Bref, il faut respecter les préférences des jeunes, écouter leurs besoins, les encourager, aussi, à poursuivre des études.

« Il y a des obstacles énormes si l’on veut poursuivre des études supérieures, a poursuivi Marcelle Partouche-Gutierez. Je dois me battre pour avoir de l’aide financière, alors qu’on devrait au contraire nous offrir la gratuité scolaire jusqu’au doctorat, nous donner des conseils financiers et effacer nos dettes. »

Kevin Champoux-Duquette a expliqué à quel point, en 11 ans de placements, il avait eu besoin « de prendre de l’air », « de revoir [s]es anciens amis ».

En centre jeunesse, « c’est impossible de développer un réseau social positif.

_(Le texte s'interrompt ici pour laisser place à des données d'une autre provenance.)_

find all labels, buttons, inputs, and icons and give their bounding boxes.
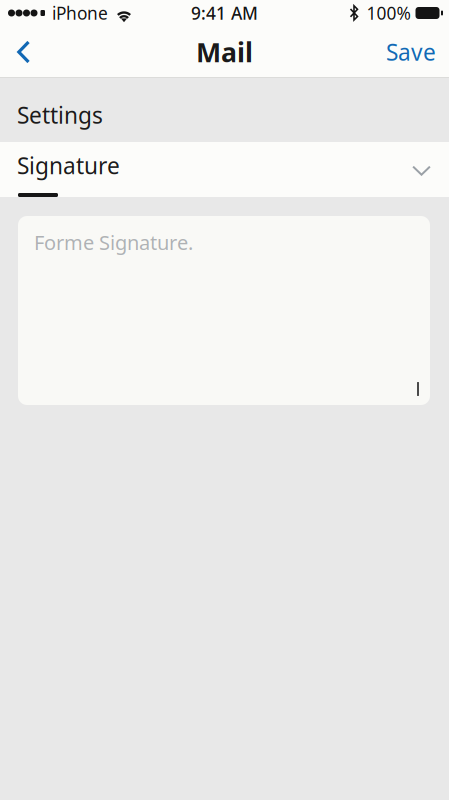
staticText: iPhone <box>52 2 108 24</box>
staticText: Forme Signature. <box>34 229 193 256</box>
staticText: Signature <box>17 150 120 180</box>
staticText: 9:41 AM <box>191 2 258 24</box>
button[interactable]: Save <box>370 30 449 78</box>
staticText: 100% <box>366 2 410 24</box>
button[interactable]: Signature text field <box>0 197 449 405</box>
button[interactable]: Signature <box>0 142 449 197</box>
button[interactable]: Back <box>0 30 46 78</box>
staticText: Save <box>386 37 436 67</box>
staticText: Settings <box>17 100 103 130</box>
staticText: Mail <box>196 34 253 70</box>
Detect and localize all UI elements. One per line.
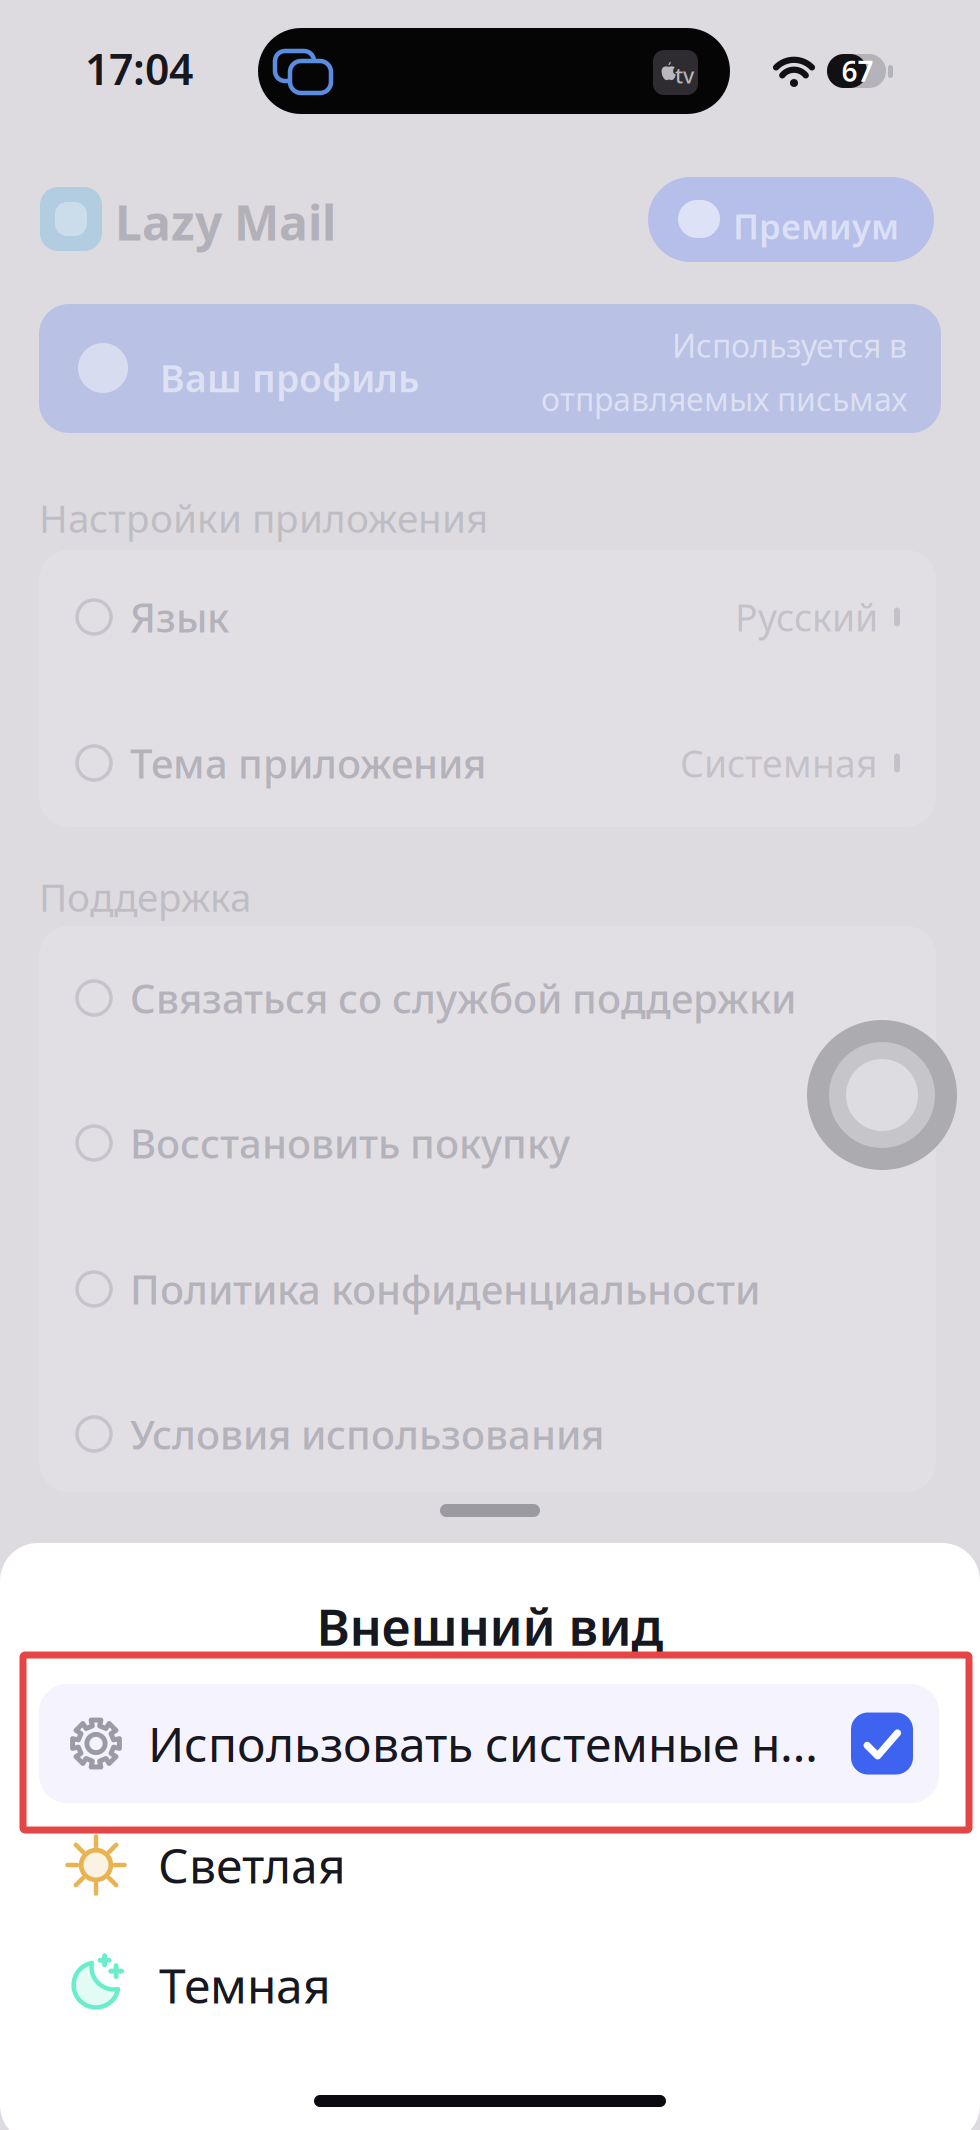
button[interactable]: Светлая bbox=[39, 1813, 939, 1917]
staticText: Lazy Mail bbox=[115, 190, 336, 254]
staticText: Тема приложения bbox=[130, 736, 486, 790]
staticText: Политика конфиденциальности bbox=[130, 1262, 760, 1316]
staticText: Восстановить покупку bbox=[130, 1116, 570, 1170]
staticText: Внешний вид bbox=[316, 1592, 664, 1660]
staticText: Русский bbox=[735, 592, 878, 642]
staticText: Используется в bbox=[672, 324, 907, 366]
staticText: Ваш профиль bbox=[160, 353, 419, 403]
staticText: Условия использования bbox=[130, 1407, 604, 1460]
button[interactable]: Темная bbox=[39, 1933, 939, 2037]
staticText: Настройки приложения bbox=[39, 492, 488, 543]
staticText: Поддержка bbox=[39, 871, 251, 922]
staticText: tv bbox=[675, 61, 694, 89]
staticText: Системная bbox=[680, 738, 878, 788]
staticText: Использовать системные н… bbox=[148, 1712, 818, 1775]
staticText: Премиум bbox=[733, 203, 899, 249]
staticText: Светлая bbox=[158, 1833, 346, 1897]
staticText: 17:04 bbox=[85, 40, 193, 97]
staticText: 67 bbox=[842, 52, 874, 90]
staticText: Язык bbox=[130, 590, 229, 644]
staticText: отправляемых письмах bbox=[541, 378, 907, 420]
staticText: Темная bbox=[159, 1953, 331, 2017]
button[interactable]: Использовать системные н… bbox=[39, 1684, 939, 1803]
staticText: Связаться со службой поддержки bbox=[130, 971, 796, 1024]
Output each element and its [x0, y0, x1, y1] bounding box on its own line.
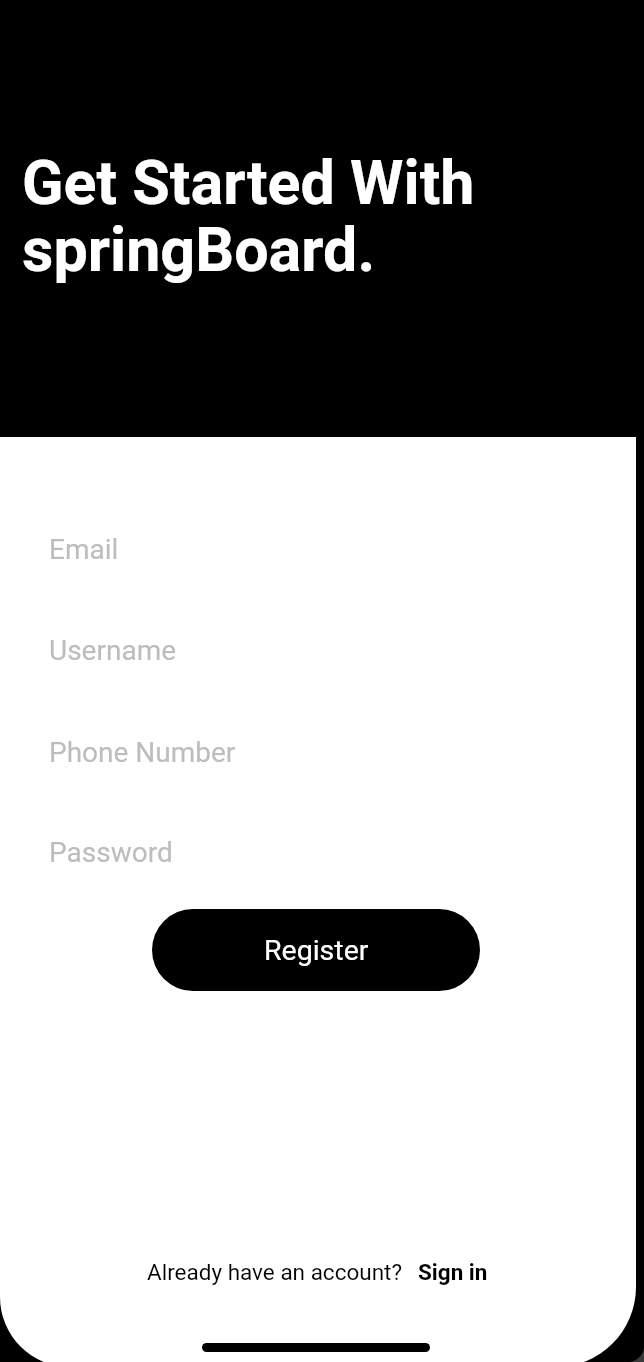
staticText: Phone Number — [49, 736, 236, 769]
staticText: Email — [49, 533, 119, 566]
staticText: Password — [49, 836, 173, 869]
staticText: Sign in — [418, 1259, 488, 1285]
button[interactable]: Phone Number — [49, 708, 593, 796]
button[interactable]: Register — [152, 909, 480, 991]
staticText: Username — [49, 634, 177, 667]
button[interactable]: Password — [49, 808, 593, 896]
button[interactable]: Username — [49, 606, 593, 694]
button[interactable]: Email — [49, 505, 593, 593]
button[interactable]: Sign in — [416, 1255, 490, 1289]
staticText: Already have an account? — [147, 1259, 403, 1285]
staticText: Register — [264, 934, 369, 967]
staticText: Get Started With springBoard. — [22, 147, 475, 286]
other: Home indicator — [202, 1343, 430, 1352]
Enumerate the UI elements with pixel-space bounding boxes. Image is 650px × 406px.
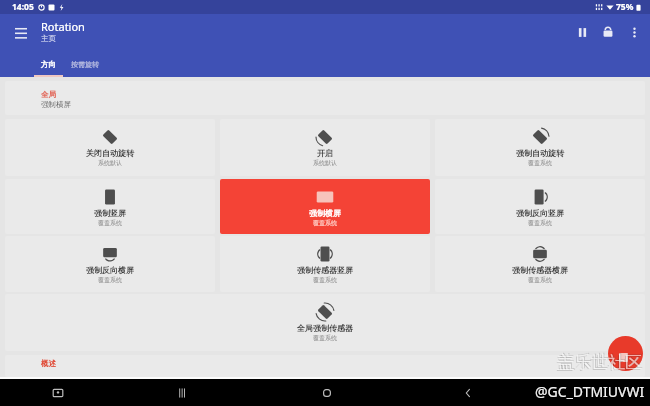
button[interactable]: 全局 xyxy=(5,81,645,115)
staticText: 覆盖系统 xyxy=(313,219,337,227)
staticText: 全局 xyxy=(41,90,56,99)
staticText: 14:05 xyxy=(12,1,34,13)
staticText: 覆盖系统 xyxy=(528,159,552,167)
staticText: 关闭自动旋转 xyxy=(86,148,134,158)
staticText: @GC_DTMIUVWI xyxy=(535,382,645,401)
button[interactable] xyxy=(5,236,215,292)
staticText: 强制横屏 xyxy=(41,100,71,109)
staticText: 覆盖系统 xyxy=(98,219,122,227)
button[interactable] xyxy=(220,119,430,176)
button[interactable] xyxy=(435,236,645,292)
staticText: 强制传感器横屏 xyxy=(512,265,568,275)
staticText: 强制竖屏 xyxy=(94,208,126,218)
button[interactable]: Recent apps xyxy=(168,379,195,406)
staticText: 覆盖系统 xyxy=(98,276,122,284)
button[interactable]: Pause xyxy=(569,19,595,45)
button[interactable]: 概述 xyxy=(5,355,645,377)
staticText: 开启 xyxy=(317,148,333,158)
button[interactable]: Add rotation rule xyxy=(608,336,643,371)
staticText: 按需旋转 xyxy=(71,60,99,69)
button[interactable]: Back xyxy=(454,379,481,406)
staticText: 覆盖系统 xyxy=(313,334,337,342)
staticText: 强制传感器竖屏 xyxy=(297,265,353,275)
staticText: 盖乐世社区 xyxy=(558,351,643,372)
staticText: 系统默认 xyxy=(98,159,122,167)
staticText: Rotation xyxy=(41,19,85,34)
button[interactable] xyxy=(5,119,215,176)
button[interactable]: More options xyxy=(621,19,647,45)
button[interactable]: 方向 xyxy=(34,53,63,77)
staticText: 系统默认 xyxy=(313,159,337,167)
button[interactable] xyxy=(5,294,645,351)
staticText: 强制横屏 xyxy=(309,208,341,218)
button[interactable]: Open navigation drawer xyxy=(9,21,33,45)
staticText: 盖乐世社区 xyxy=(556,353,641,374)
button[interactable] xyxy=(220,179,430,234)
staticText: 强制自动旋转 xyxy=(516,148,564,158)
button[interactable] xyxy=(435,119,645,176)
staticText: 75% xyxy=(616,1,634,13)
button[interactable] xyxy=(435,179,645,234)
button[interactable]: 按需旋转 xyxy=(69,53,100,77)
staticText: 概述 xyxy=(41,359,56,368)
staticText: 强制反向竖屏 xyxy=(516,208,564,218)
button[interactable]: Lock rotation xyxy=(595,19,621,45)
button[interactable]: Screenshot xyxy=(44,379,71,406)
button[interactable]: Home xyxy=(313,379,340,406)
staticText: 主页 xyxy=(41,34,56,43)
staticText: 方向 xyxy=(41,60,56,69)
staticText: 盖乐世社区 xyxy=(557,352,642,373)
staticText: 全局强制传感器 xyxy=(297,323,353,333)
staticText: 强制反向横屏 xyxy=(86,265,134,275)
staticText: 覆盖系统 xyxy=(528,276,552,284)
staticText: 覆盖系统 xyxy=(528,219,552,227)
button[interactable] xyxy=(5,179,215,234)
button[interactable] xyxy=(220,236,430,292)
staticText: 覆盖系统 xyxy=(313,276,337,284)
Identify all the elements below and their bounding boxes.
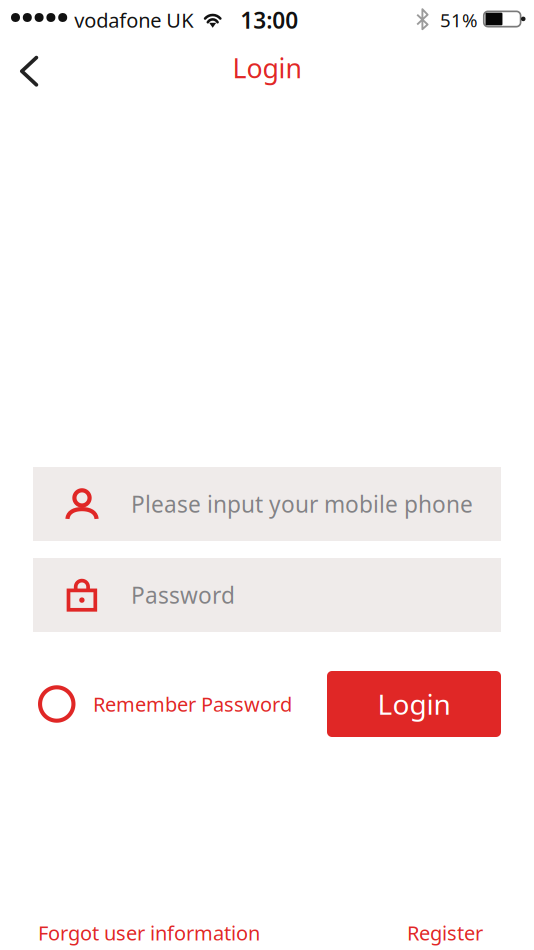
button[interactable]: Please input your mobile phone xyxy=(33,467,501,541)
button[interactable]: Register xyxy=(407,919,483,946)
staticText: Please input your mobile phone xyxy=(131,489,473,519)
button[interactable]: Back xyxy=(0,40,54,96)
button[interactable]: Remember Password xyxy=(33,671,292,737)
staticText: Remember Password xyxy=(93,691,292,717)
staticText: Login xyxy=(232,50,302,86)
staticText: vodafone UK xyxy=(74,7,193,33)
button[interactable]: Login xyxy=(327,671,501,737)
button[interactable]: Password xyxy=(33,558,501,632)
staticText: Forgot user information xyxy=(38,919,260,946)
button[interactable]: Forgot user information xyxy=(38,919,260,946)
staticText: Register xyxy=(407,919,483,946)
staticText: 51% xyxy=(440,8,478,32)
staticText: 13:00 xyxy=(240,5,298,35)
staticText: Password xyxy=(131,580,235,610)
staticText: Login xyxy=(378,685,450,723)
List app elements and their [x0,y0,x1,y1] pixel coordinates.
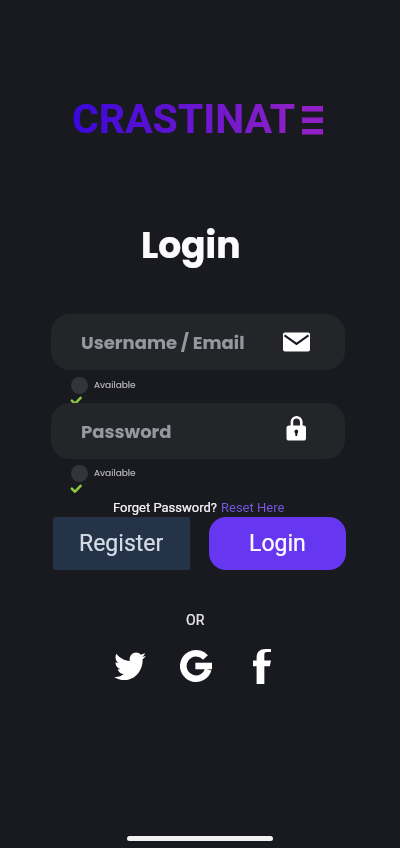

On ne nous permet pas de nous faire des amis de l’école régulière ».

« Tu vas à l’école et tu dors dans la même bâtisse. Ouvrez donc la porte pour que les jeunes voient qu’il y a quelque chose, dehors. Faites-leur faire du bénévolat pour qu’ils développent des compétences », a proposé Émilie Roy.

Elle a aussi plaidé pour que les jeunes soient suivis par des médecins vraiment indépendants. « J’ai été médicalisée pour une maladie qui n’était pas la mienne, bourrée de médicaments pour me calmer qui n’étaient pas les bons et qui me faisaient faire des crises. »

Des jeunes ont aussi dit avoir vécu de l’intimidation en centre jeunesse parce qu’ils n’étaient pas hétérosexuels.

Tout est-il si sombre ? En fait, des jeunes qui estiment au contraire avoir été sauvés par la DPJ sont aussi à l’horaire des audiences cette semaine.

Aussi tristes soient leurs récits, les jeunes entendus hier se sont montrés résilients.

« Des parents qui encouragent leurs enfants à aller à l’école, moi je n’ai pas eu ça, a dit Geneviève Caron en fondant en larmes. On m’a laissée à moi-même, mais l’an dernier, j’ai fini mon secondaire 5. J’ai aujourd’hui un appartement, j’ai un animal de compagnie et un emploi. »

*Les jeunes qui ont offert ces témoignages font tous partie de l’étude longitudinale sur le devenir des jeunes placés au Québec et en France.